According to PacFIN, the 2020 harvest of squid for California, Oregon, and Washington stood at around 42,000 short tons as of early July. Based on data from previous years, Pleschner-Steele added that this year’s preliminary catch of 10,107 short tons for California (according to California Department of Fish and Wildlife as of 26 June) and other oceanographic data suggests that the fishing grounds indeed felt the effects of El Niño conditions in 2018 and 2019.
With the pendulum swinging toward the middle in terms of long-term average ocean water temperatures and rainfall patterns, squid production promises to rise, according to Pleschner-Steele.
“Conditions are turning in our favor,” she said.
Meanwhile, trade agreements with China – where about 80 percent of West Coast squid wind up – remain less than favorable. Two years ago, squid exported to China carried a 27 percent tariff, and last year the United States imposed an additional 25 percent for a total of 52 percent (value-added charges and duty combined), adding tremendous cost to importers wanting to bring product into China.

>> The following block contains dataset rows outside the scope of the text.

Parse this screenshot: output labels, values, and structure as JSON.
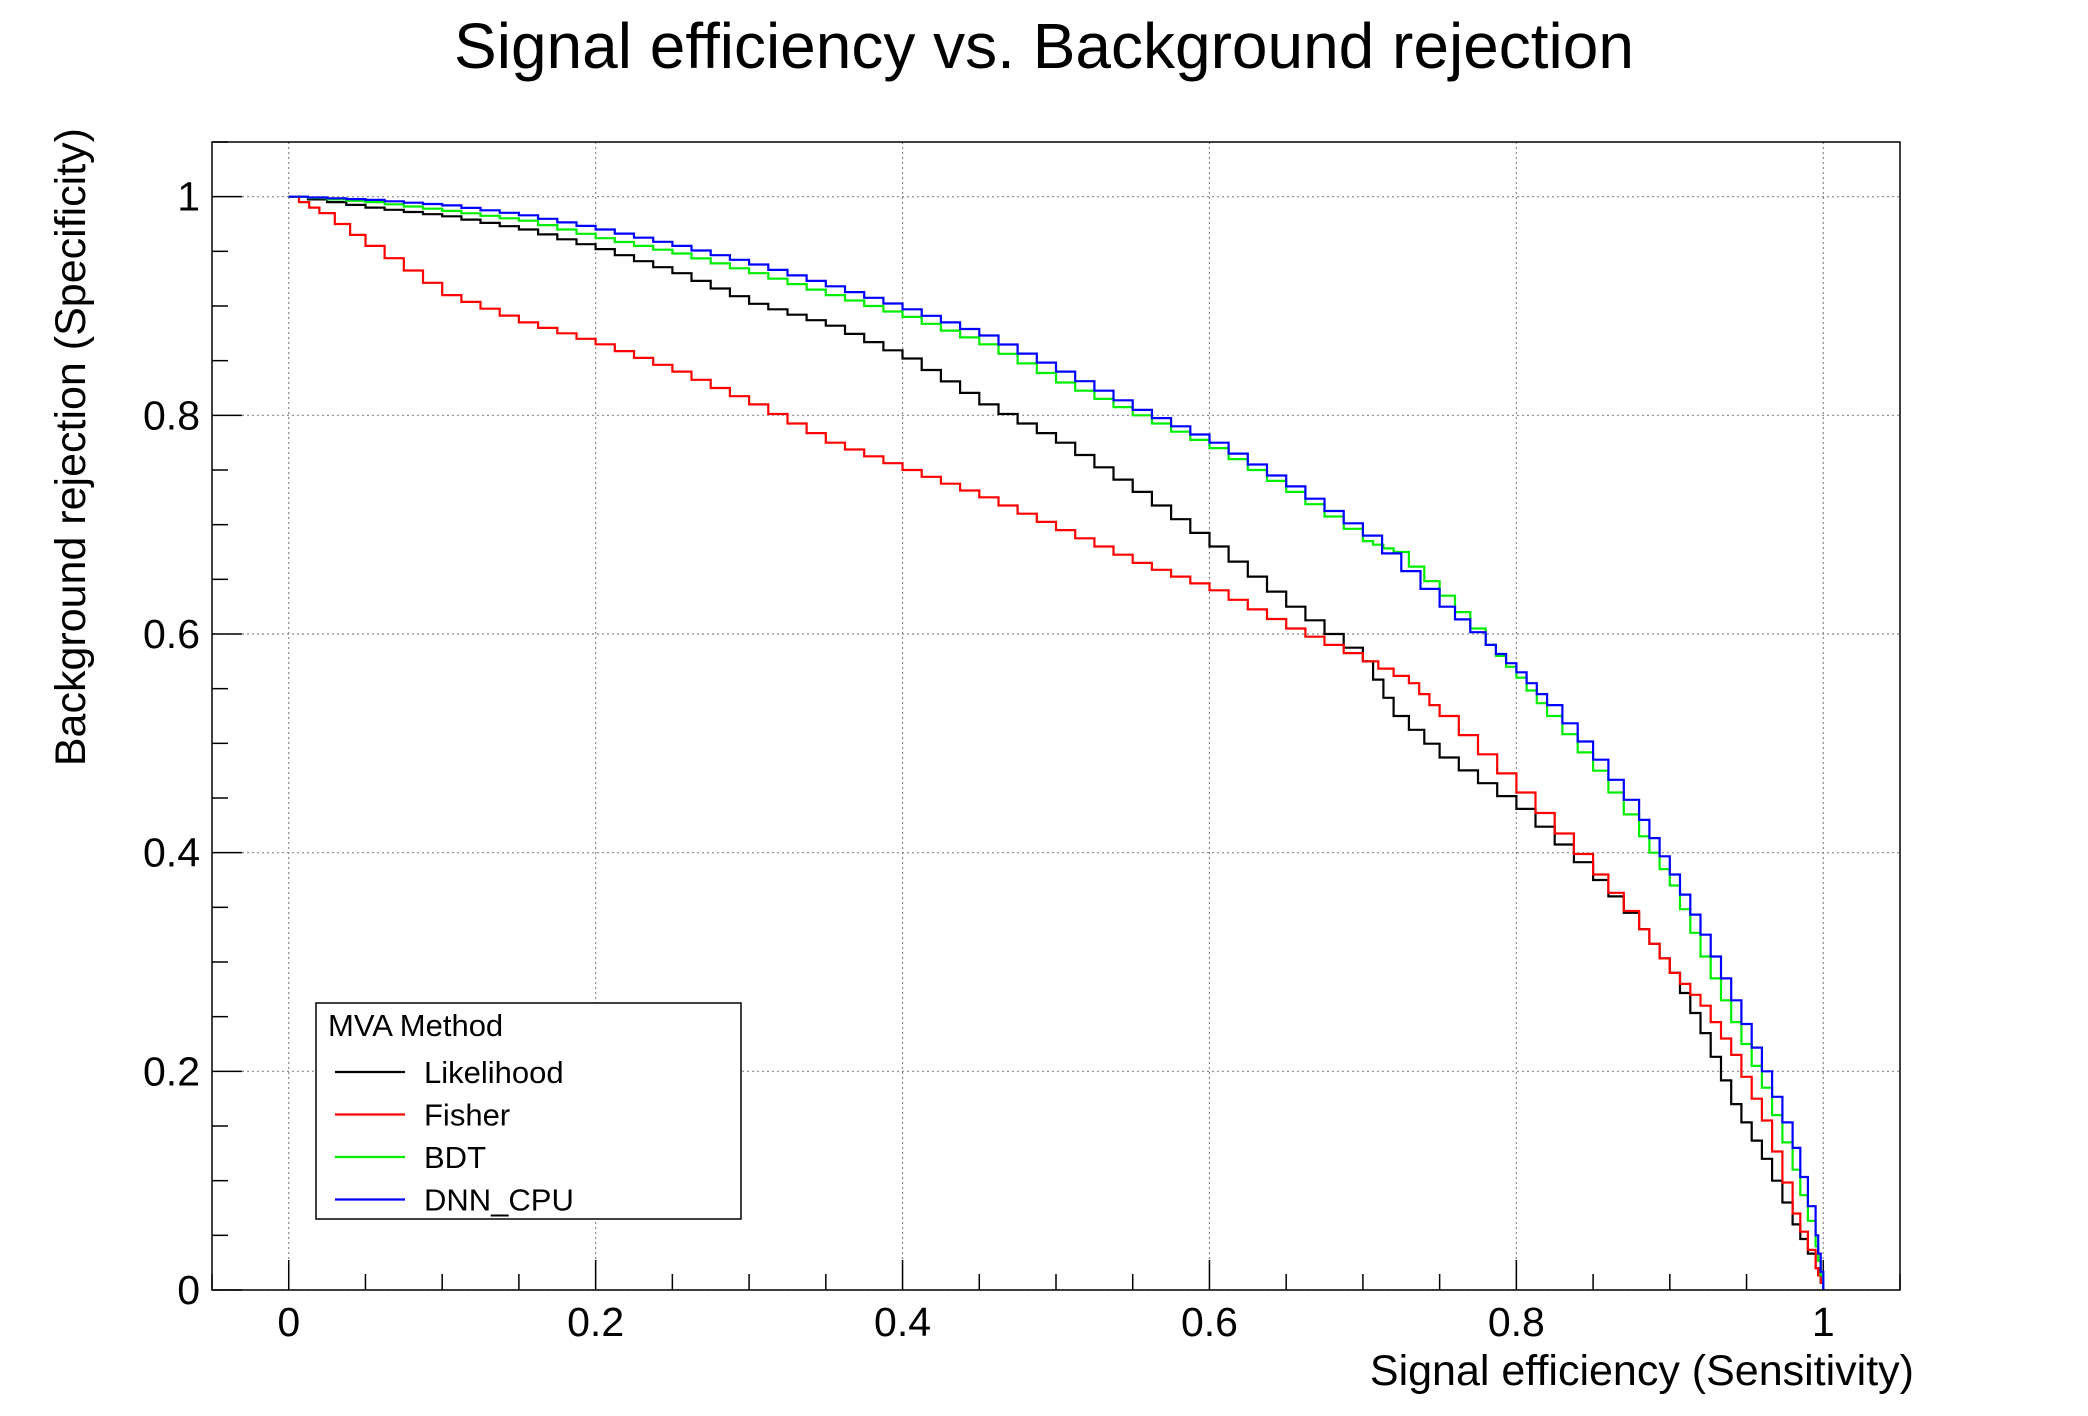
{
  "chart_data": {
    "type": "line",
    "title": "Signal efficiency vs. Background rejection",
    "xlabel": "Signal efficiency (Sensitivity)",
    "ylabel": "Background rejection (Specificity)",
    "xlim": [
      -0.05,
      1.05
    ],
    "ylim": [
      0,
      1.05
    ],
    "xticks": [
      0,
      0.2,
      0.4,
      0.6,
      0.8,
      1
    ],
    "xtick_labels": [
      "0",
      "0.2",
      "0.4",
      "0.6",
      "0.8",
      "1"
    ],
    "yticks": [
      0,
      0.2,
      0.4,
      0.6,
      0.8,
      1
    ],
    "ytick_labels": [
      "0",
      "0.2",
      "0.4",
      "0.6",
      "0.8",
      "1"
    ],
    "grid": true,
    "legend": {
      "title": "MVA Method",
      "placement": "bottom-left"
    },
    "series": [
      {
        "name": "Likelihood",
        "color": "#000000",
        "points": [
          [
            0,
            1
          ],
          [
            0.05,
            0.99
          ],
          [
            0.1,
            0.982
          ],
          [
            0.15,
            0.97
          ],
          [
            0.2,
            0.952
          ],
          [
            0.25,
            0.93
          ],
          [
            0.3,
            0.902
          ],
          [
            0.35,
            0.882
          ],
          [
            0.4,
            0.852
          ],
          [
            0.45,
            0.81
          ],
          [
            0.5,
            0.775
          ],
          [
            0.55,
            0.73
          ],
          [
            0.6,
            0.68
          ],
          [
            0.65,
            0.625
          ],
          [
            0.7,
            0.575
          ],
          [
            0.72,
            0.525
          ],
          [
            0.75,
            0.487
          ],
          [
            0.8,
            0.44
          ],
          [
            0.85,
            0.375
          ],
          [
            0.88,
            0.33
          ],
          [
            0.9,
            0.29
          ],
          [
            0.92,
            0.235
          ],
          [
            0.94,
            0.17
          ],
          [
            0.96,
            0.12
          ],
          [
            0.98,
            0.06
          ],
          [
            0.995,
            0.02
          ],
          [
            1,
            0
          ]
        ]
      },
      {
        "name": "Fisher",
        "color": "#ff0000",
        "points": [
          [
            0,
            1
          ],
          [
            0.02,
            0.985
          ],
          [
            0.05,
            0.955
          ],
          [
            0.1,
            0.91
          ],
          [
            0.15,
            0.885
          ],
          [
            0.2,
            0.865
          ],
          [
            0.25,
            0.84
          ],
          [
            0.3,
            0.81
          ],
          [
            0.35,
            0.775
          ],
          [
            0.4,
            0.75
          ],
          [
            0.45,
            0.725
          ],
          [
            0.5,
            0.695
          ],
          [
            0.55,
            0.665
          ],
          [
            0.6,
            0.64
          ],
          [
            0.65,
            0.605
          ],
          [
            0.7,
            0.575
          ],
          [
            0.73,
            0.555
          ],
          [
            0.75,
            0.525
          ],
          [
            0.8,
            0.455
          ],
          [
            0.85,
            0.38
          ],
          [
            0.88,
            0.33
          ],
          [
            0.9,
            0.29
          ],
          [
            0.92,
            0.26
          ],
          [
            0.94,
            0.215
          ],
          [
            0.96,
            0.155
          ],
          [
            0.98,
            0.07
          ],
          [
            0.995,
            0.02
          ],
          [
            1,
            0
          ]
        ]
      },
      {
        "name": "BDT",
        "color": "#00ee00",
        "points": [
          [
            0,
            1
          ],
          [
            0.05,
            0.995
          ],
          [
            0.1,
            0.987
          ],
          [
            0.15,
            0.978
          ],
          [
            0.2,
            0.962
          ],
          [
            0.25,
            0.948
          ],
          [
            0.3,
            0.93
          ],
          [
            0.35,
            0.91
          ],
          [
            0.4,
            0.89
          ],
          [
            0.45,
            0.865
          ],
          [
            0.5,
            0.83
          ],
          [
            0.55,
            0.8
          ],
          [
            0.6,
            0.77
          ],
          [
            0.65,
            0.73
          ],
          [
            0.7,
            0.685
          ],
          [
            0.72,
            0.675
          ],
          [
            0.75,
            0.635
          ],
          [
            0.78,
            0.59
          ],
          [
            0.8,
            0.56
          ],
          [
            0.82,
            0.525
          ],
          [
            0.85,
            0.475
          ],
          [
            0.88,
            0.415
          ],
          [
            0.9,
            0.37
          ],
          [
            0.92,
            0.305
          ],
          [
            0.94,
            0.245
          ],
          [
            0.96,
            0.185
          ],
          [
            0.98,
            0.11
          ],
          [
            0.995,
            0.04
          ],
          [
            1,
            0
          ]
        ]
      },
      {
        "name": "DNN_CPU",
        "color": "#0000ff",
        "points": [
          [
            0,
            1
          ],
          [
            0.05,
            0.997
          ],
          [
            0.1,
            0.992
          ],
          [
            0.15,
            0.983
          ],
          [
            0.2,
            0.97
          ],
          [
            0.25,
            0.955
          ],
          [
            0.3,
            0.938
          ],
          [
            0.35,
            0.918
          ],
          [
            0.4,
            0.897
          ],
          [
            0.45,
            0.873
          ],
          [
            0.5,
            0.84
          ],
          [
            0.55,
            0.805
          ],
          [
            0.6,
            0.775
          ],
          [
            0.65,
            0.735
          ],
          [
            0.7,
            0.69
          ],
          [
            0.75,
            0.625
          ],
          [
            0.78,
            0.59
          ],
          [
            0.8,
            0.565
          ],
          [
            0.82,
            0.535
          ],
          [
            0.85,
            0.485
          ],
          [
            0.88,
            0.43
          ],
          [
            0.9,
            0.38
          ],
          [
            0.92,
            0.325
          ],
          [
            0.94,
            0.265
          ],
          [
            0.96,
            0.2
          ],
          [
            0.98,
            0.13
          ],
          [
            0.995,
            0.05
          ],
          [
            1,
            0
          ]
        ]
      }
    ]
  }
}
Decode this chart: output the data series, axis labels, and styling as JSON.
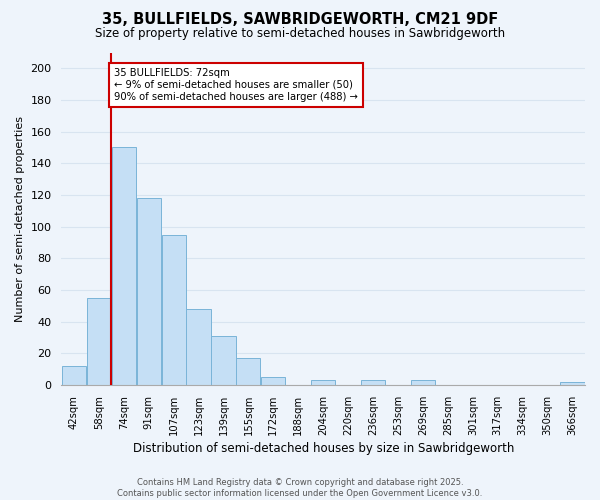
{
  "title": "35, BULLFIELDS, SAWBRIDGEWORTH, CM21 9DF",
  "subtitle": "Size of property relative to semi-detached houses in Sawbridgeworth",
  "xlabel": "Distribution of semi-detached houses by size in Sawbridgeworth",
  "ylabel": "Number of semi-detached properties",
  "bar_labels": [
    "42sqm",
    "58sqm",
    "74sqm",
    "91sqm",
    "107sqm",
    "123sqm",
    "139sqm",
    "155sqm",
    "172sqm",
    "188sqm",
    "204sqm",
    "220sqm",
    "236sqm",
    "253sqm",
    "269sqm",
    "285sqm",
    "301sqm",
    "317sqm",
    "334sqm",
    "350sqm",
    "366sqm"
  ],
  "bar_values": [
    12,
    55,
    150,
    118,
    95,
    48,
    31,
    17,
    5,
    0,
    3,
    0,
    3,
    0,
    3,
    0,
    0,
    0,
    0,
    0,
    2
  ],
  "bar_color": "#c5dff5",
  "bar_edge_color": "#7ab4d8",
  "pct_smaller": 9,
  "pct_smaller_count": 50,
  "pct_larger": 90,
  "pct_larger_count": 488,
  "annotation_box_color": "#ffffff",
  "annotation_box_edge": "#cc0000",
  "line_color": "#cc0000",
  "ylim": [
    0,
    210
  ],
  "yticks": [
    0,
    20,
    40,
    60,
    80,
    100,
    120,
    140,
    160,
    180,
    200
  ],
  "footer_line1": "Contains HM Land Registry data © Crown copyright and database right 2025.",
  "footer_line2": "Contains public sector information licensed under the Open Government Licence v3.0.",
  "bg_color": "#eef4fb",
  "grid_color": "#d8e4f0"
}
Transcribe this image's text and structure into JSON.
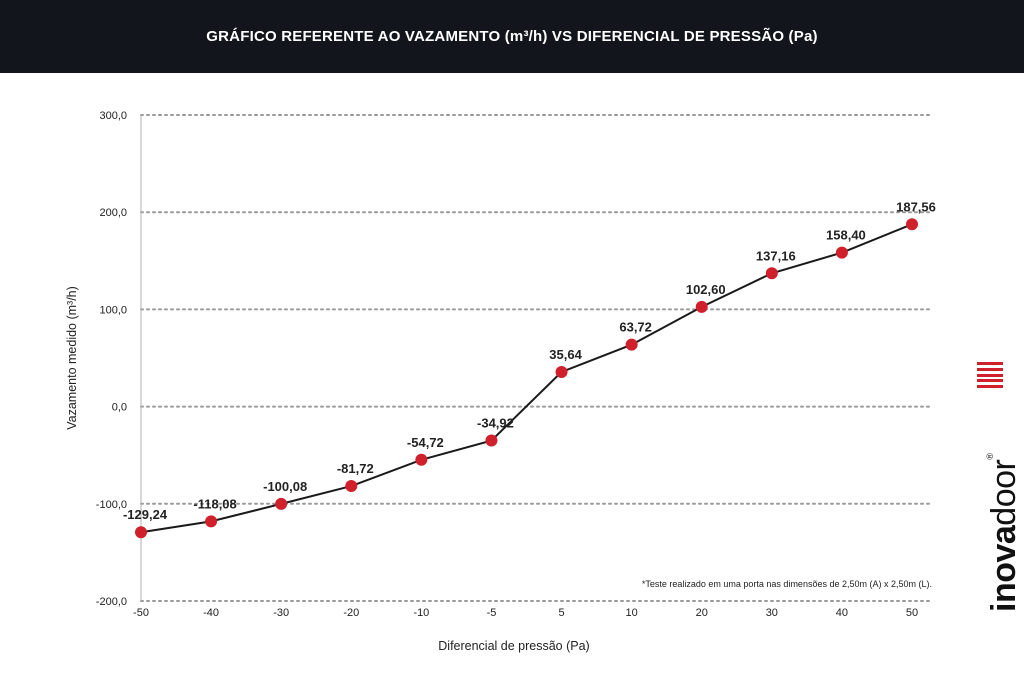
{
  "header": {
    "title": "GRÁFICO REFERENTE AO VAZAMENTO (m³/h) VS DIFERENCIAL DE PRESSÃO (Pa)"
  },
  "chart_data": {
    "type": "line",
    "title": "GRÁFICO REFERENTE AO VAZAMENTO (m³/h) VS DIFERENCIAL DE PRESSÃO (Pa)",
    "xlabel": "Diferencial de pressão (Pa)",
    "ylabel": "Vazamento medido (m³/h)",
    "categories": [
      "-50",
      "-40",
      "-30",
      "-20",
      "-10",
      "-5",
      "5",
      "10",
      "20",
      "30",
      "40",
      "50"
    ],
    "series": [
      {
        "values": [
          -129.24,
          -118.08,
          -100.08,
          -81.72,
          -54.72,
          -34.92,
          35.64,
          63.72,
          102.6,
          137.16,
          158.4,
          187.56
        ],
        "labels": [
          "-129,24",
          "-118,08",
          "-100,08",
          "-81,72",
          "-54,72",
          "-34,92",
          "35,64",
          "63,72",
          "102,60",
          "137,16",
          "158,40",
          "187,56"
        ],
        "color": "#d0202b",
        "line_color": "#1a1a1a"
      }
    ],
    "ylim": [
      -200,
      300
    ],
    "y_ticks": [
      300,
      200,
      100,
      0,
      -100,
      -200
    ],
    "y_tick_labels": [
      "300,0",
      "200,0",
      "100,0",
      "0,0",
      "-100,0",
      "-200,0"
    ],
    "grid": "horizontal dotted",
    "note": "*Teste realizado em uma porta nas dimensões de 2,50m (A) x 2,50m (L)."
  },
  "logo": {
    "bold_part": "inova",
    "regular_part": "door",
    "registered": "®",
    "accent_color": "#d0202b"
  }
}
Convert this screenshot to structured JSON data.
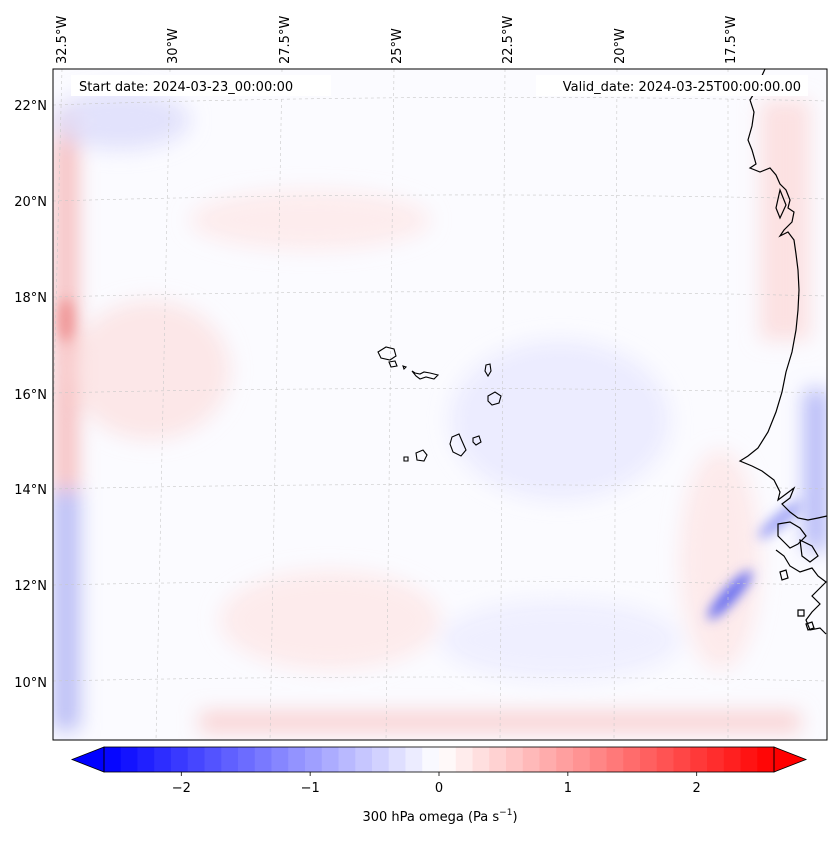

In 2019, U.S. exports of squid in various product forms to China added up to 10.27 million kilos for a value of USD 21.98 million (EUR 18.64 million).
Though the majority of West Coast squid are consumed in China, much of the remaining volume undergoes reprocessing and exportation from China to Europe in product forms that wind up in retail markets. Those markets have gone stagnant since the onset of the COVID-19 virus.
Despite the trade difficulties, the West Coast squid fleet is seeing higher ex-vessel prices for the 2020 season remain steady at just under USD 1,000 (EUR 848) per short ton.